With the help of AI, Zalando is taking customer management to new heights with its smart chatbot. But wouldn’t the next step be to integrate voice AI into the navigation?
Develop your online presence and strengthen your customer reviews
Your online reputation plays a key role in ensuring that your products are interpreted correctly and, above all, recommended by voice assistants.
Conversational AI looks for signs of trust all over the web.
The more your brand is mentioned, the more you become a “reliable” choice in the eyes of a voice assistant, much like SEO in the eyes of traditional search engines.

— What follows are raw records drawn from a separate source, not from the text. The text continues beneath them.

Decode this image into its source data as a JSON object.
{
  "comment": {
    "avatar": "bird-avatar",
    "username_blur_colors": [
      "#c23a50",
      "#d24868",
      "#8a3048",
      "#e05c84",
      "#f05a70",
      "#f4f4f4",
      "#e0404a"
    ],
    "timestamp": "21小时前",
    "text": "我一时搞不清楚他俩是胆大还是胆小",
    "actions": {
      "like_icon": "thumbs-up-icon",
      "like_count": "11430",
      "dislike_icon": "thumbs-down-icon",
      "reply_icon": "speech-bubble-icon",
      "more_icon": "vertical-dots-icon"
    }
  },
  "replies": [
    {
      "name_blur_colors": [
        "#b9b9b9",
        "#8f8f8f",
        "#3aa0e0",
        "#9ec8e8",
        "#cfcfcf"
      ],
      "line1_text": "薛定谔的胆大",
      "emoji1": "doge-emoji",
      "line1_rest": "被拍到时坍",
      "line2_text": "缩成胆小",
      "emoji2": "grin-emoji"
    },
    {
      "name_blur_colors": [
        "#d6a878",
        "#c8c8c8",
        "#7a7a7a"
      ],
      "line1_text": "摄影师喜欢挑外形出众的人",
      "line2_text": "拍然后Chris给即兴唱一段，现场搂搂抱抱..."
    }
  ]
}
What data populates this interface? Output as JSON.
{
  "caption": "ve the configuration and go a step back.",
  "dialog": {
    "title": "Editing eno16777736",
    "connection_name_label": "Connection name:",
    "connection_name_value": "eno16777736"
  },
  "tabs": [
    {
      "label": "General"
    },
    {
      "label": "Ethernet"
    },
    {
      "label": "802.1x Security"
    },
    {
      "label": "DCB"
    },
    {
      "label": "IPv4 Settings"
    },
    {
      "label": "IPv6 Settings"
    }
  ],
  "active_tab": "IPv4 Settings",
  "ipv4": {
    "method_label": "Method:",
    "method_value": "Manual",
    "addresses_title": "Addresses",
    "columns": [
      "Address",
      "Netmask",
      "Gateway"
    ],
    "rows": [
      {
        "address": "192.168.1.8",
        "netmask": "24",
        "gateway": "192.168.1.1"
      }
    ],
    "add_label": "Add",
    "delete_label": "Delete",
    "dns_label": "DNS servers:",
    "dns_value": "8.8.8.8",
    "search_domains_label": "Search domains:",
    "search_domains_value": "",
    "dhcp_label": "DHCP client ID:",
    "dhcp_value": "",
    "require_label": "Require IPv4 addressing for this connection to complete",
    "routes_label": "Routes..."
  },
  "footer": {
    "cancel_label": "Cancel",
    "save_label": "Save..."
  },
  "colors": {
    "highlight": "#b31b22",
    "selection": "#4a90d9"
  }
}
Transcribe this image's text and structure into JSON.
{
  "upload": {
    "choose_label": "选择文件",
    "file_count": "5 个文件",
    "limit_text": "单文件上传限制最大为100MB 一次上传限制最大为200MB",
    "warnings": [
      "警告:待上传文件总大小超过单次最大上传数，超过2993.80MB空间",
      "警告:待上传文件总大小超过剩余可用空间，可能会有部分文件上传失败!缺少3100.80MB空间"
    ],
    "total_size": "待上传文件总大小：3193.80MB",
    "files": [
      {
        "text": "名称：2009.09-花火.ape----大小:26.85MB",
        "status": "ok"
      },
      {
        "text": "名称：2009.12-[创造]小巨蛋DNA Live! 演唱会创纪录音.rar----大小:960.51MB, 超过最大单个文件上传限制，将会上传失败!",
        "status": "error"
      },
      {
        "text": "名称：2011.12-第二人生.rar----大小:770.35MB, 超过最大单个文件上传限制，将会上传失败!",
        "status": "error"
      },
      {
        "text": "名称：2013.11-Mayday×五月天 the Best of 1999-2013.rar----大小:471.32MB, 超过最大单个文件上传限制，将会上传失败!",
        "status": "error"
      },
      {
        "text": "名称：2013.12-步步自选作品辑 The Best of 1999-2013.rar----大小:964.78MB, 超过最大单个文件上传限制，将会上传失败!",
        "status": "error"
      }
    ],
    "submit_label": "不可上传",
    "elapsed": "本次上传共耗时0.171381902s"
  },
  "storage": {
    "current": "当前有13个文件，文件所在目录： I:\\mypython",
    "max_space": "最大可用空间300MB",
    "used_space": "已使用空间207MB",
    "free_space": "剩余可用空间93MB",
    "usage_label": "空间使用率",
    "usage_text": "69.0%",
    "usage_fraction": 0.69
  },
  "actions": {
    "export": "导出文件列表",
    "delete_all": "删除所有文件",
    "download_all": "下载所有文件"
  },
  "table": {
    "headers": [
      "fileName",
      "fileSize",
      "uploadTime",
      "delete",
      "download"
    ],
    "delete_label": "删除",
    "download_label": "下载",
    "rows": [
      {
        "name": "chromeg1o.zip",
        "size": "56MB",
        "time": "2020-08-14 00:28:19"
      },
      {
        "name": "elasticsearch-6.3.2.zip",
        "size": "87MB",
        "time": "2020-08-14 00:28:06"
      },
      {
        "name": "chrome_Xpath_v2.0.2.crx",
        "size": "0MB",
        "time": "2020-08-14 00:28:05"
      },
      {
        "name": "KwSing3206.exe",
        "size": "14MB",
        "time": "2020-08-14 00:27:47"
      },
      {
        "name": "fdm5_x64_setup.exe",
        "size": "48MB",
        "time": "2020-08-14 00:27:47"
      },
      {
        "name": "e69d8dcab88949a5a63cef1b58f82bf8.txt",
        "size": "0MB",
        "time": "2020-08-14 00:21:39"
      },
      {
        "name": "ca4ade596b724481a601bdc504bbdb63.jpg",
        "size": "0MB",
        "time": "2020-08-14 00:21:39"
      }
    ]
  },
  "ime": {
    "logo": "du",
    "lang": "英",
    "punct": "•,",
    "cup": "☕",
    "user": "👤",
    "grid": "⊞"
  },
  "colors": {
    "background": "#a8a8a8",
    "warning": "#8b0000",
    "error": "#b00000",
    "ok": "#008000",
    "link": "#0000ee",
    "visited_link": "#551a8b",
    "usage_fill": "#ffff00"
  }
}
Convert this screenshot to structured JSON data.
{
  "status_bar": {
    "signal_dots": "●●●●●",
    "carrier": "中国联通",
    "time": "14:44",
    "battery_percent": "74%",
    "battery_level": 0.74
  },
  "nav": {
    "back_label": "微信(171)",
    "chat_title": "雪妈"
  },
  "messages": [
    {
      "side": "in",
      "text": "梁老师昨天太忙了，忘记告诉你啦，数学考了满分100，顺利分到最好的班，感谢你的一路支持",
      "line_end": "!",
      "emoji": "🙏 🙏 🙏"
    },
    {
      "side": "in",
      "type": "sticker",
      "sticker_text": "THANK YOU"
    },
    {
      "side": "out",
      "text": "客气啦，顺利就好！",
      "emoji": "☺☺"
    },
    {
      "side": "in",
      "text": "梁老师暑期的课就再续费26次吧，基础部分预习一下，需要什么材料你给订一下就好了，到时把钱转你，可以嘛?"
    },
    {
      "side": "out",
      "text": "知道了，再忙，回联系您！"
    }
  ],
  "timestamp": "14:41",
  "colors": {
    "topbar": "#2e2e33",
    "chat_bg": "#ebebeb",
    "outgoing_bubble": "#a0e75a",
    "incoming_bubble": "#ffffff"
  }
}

This is where your online presence comes into play. Mentions on external sites, complete Google business listings, content that gets people talking on social media, and a clear identity all reinforce your credibility.
And of course, customer reviews carry a lot of weight. A well-rated product with detailed reviews is much more likely to be highlighted in a voice response than an item without social proof.
Encouraging your customers to leave reviews, responding to comments, displaying your ratings, soliciting authentic feedback... All of this helps to nurture the ecosystem of trust that surrounds your brand and help convert a potential customer in the future.

Travel Cat highlights customer reviews on its homepage as well as on each product page.
Talking to your phone or a connected speaker has become as natural as scrolling a page. And behind this simplicity lies a purchasing action that no longer relies solely on keywords or screens, but on a conversation fueled by artificial intelligence.
For e-merchants, success in voice commerce requires content that responds like a human, perfectly structured product data, and a fast, well-designed purchasing process.
Adopting voice commerce isn’t just about adding a futuristic feature to your commercial arsenal; it’s about rethinking the way your customers interact with your brand.
It’s about accepting that in the future, a large part of your ideal customer’s online commerce searches will be done without a screen, in the midst of everyday life, between tasks, at the pace of the immediate needs of increasingly pressed consumers!
And how do you plan to involve the integration of voice commerce into your ecommerce site? I look forward to your feedback in the comments!